Tell POV ficlet! Cuz the fanfic100 prompts stirred the plot bunnies into a frenzy.
When they documented the expedition years down the track, when they converted it into a feature film as Elise was sure they would, they wouldn't talk about these parts.
There would be action, for sure. The film-makers would go all out on Atlantis's second baptism of fire with CG explosions and space battles and the pounding of gun fire. There would be drama and tension as the stranded expedition members - the heroes of the story - fought for their lives. The Wraith would reawaken, a truly terrible villian, and the audience would quail at the very real threat they had once posed.
The movie would be wrapped up with a spectacular conclusion, an epic battle in which (hopefully) the Wraith were finally defeated and the people of the Pegasus Galaxy were at last set free.
It was the times in between that would miss out.

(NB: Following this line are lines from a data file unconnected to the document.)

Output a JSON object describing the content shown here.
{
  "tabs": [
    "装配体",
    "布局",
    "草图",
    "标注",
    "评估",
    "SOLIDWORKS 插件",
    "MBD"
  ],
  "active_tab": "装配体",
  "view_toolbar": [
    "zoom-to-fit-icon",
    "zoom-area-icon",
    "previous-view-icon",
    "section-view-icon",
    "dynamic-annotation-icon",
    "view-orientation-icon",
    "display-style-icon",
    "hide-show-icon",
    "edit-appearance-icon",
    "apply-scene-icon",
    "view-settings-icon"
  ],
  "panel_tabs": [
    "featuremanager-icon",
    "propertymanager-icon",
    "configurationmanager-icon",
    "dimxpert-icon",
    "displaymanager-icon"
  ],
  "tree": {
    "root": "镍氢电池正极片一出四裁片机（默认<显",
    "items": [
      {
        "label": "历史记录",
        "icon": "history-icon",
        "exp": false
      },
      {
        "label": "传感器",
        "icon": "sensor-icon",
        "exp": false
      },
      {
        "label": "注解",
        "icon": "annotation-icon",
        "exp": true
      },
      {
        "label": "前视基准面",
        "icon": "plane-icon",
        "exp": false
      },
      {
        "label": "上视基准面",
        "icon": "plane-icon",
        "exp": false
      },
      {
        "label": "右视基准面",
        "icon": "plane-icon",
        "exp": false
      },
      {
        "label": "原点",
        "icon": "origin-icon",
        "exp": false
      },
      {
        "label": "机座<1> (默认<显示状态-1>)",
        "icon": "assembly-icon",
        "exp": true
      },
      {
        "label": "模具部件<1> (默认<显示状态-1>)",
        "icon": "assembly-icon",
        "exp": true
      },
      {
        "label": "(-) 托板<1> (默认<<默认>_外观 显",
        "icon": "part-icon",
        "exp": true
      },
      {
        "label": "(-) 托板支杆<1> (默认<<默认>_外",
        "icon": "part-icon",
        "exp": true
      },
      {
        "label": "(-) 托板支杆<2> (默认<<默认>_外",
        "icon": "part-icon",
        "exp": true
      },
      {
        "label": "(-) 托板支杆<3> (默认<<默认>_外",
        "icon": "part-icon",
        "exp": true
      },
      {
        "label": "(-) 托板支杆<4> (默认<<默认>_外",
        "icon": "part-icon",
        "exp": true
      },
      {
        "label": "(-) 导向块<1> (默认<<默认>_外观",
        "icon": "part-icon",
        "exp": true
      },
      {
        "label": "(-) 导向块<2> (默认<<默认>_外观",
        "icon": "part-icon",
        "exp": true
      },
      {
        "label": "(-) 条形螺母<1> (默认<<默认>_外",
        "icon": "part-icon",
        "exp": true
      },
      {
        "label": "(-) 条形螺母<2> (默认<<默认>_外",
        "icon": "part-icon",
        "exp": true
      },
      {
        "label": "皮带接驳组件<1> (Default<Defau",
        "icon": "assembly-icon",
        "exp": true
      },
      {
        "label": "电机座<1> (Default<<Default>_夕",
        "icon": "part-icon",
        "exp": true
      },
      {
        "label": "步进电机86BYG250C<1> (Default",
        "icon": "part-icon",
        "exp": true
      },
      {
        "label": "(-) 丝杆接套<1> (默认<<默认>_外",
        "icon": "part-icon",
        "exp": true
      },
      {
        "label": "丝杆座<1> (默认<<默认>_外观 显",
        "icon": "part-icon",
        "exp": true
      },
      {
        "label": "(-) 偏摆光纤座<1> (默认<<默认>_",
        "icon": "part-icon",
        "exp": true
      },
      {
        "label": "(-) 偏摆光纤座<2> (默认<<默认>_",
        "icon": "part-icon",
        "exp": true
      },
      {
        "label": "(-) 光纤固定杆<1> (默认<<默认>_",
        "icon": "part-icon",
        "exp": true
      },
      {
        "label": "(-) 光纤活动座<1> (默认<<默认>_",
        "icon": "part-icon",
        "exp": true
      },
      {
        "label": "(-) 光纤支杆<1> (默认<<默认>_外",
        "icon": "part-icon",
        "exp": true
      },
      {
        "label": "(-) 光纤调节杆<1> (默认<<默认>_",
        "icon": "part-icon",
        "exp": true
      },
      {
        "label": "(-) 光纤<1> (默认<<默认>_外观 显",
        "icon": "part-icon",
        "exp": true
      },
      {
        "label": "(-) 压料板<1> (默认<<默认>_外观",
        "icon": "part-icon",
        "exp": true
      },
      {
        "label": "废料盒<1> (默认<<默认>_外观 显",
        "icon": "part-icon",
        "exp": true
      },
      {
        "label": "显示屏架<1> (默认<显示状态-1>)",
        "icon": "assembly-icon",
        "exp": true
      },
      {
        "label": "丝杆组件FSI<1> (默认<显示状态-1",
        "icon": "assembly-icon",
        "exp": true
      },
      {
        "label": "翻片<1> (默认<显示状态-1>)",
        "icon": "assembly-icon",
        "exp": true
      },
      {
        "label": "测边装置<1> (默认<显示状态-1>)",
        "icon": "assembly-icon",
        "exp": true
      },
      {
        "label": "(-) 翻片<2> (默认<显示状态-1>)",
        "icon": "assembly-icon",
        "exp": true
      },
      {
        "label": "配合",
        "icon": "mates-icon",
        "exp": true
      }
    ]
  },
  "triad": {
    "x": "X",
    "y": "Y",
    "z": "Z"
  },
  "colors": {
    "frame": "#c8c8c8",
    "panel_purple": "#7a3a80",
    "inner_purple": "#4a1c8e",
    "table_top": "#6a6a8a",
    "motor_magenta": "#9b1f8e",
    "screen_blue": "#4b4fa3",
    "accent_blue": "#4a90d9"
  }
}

Because after it was all done, nobody was going to talk about all the nights of trying to pick out the Sun from a sky of unfamiliar stars. There would be little mention of those long stretches of wondering if you would ever see Earth again, and no one would understand the gaping black hole that was left every time somebody didn't make it back to the city.
And nobody would mention these days, the ones that passed as weekends on Atlantis, though there was no driving home to see the family or away for two full days of lazing around.
You wouldn't hear anybody discussing Lieutenant Donovan's impromptu rounds of cricket and his increasingly cunning ways of conning people into participating. Nor would any movie feature that memorable girls' poker night which Tim and Adam had made the mistake of crashing, only to have Elise win Tim's boxers from him; or the scientists' makeshift bowling alley in the hall rendered useless from flooding, or Zelenka's secret stills which everybody knew about. No talk of movie nights and the complicated politics involved in the seating arrangements, or conspiracies about cutting off Kavanagh's pony tail, or Elise's dismay at everybody else's cooking attempts, or Kaylee's controversial adoption of a member of the local wildlife.
Tell knew that in the long run the great big battles probably meant more, but she still thought it was a shame. Because for her, it was the times in the middle that were most important of all.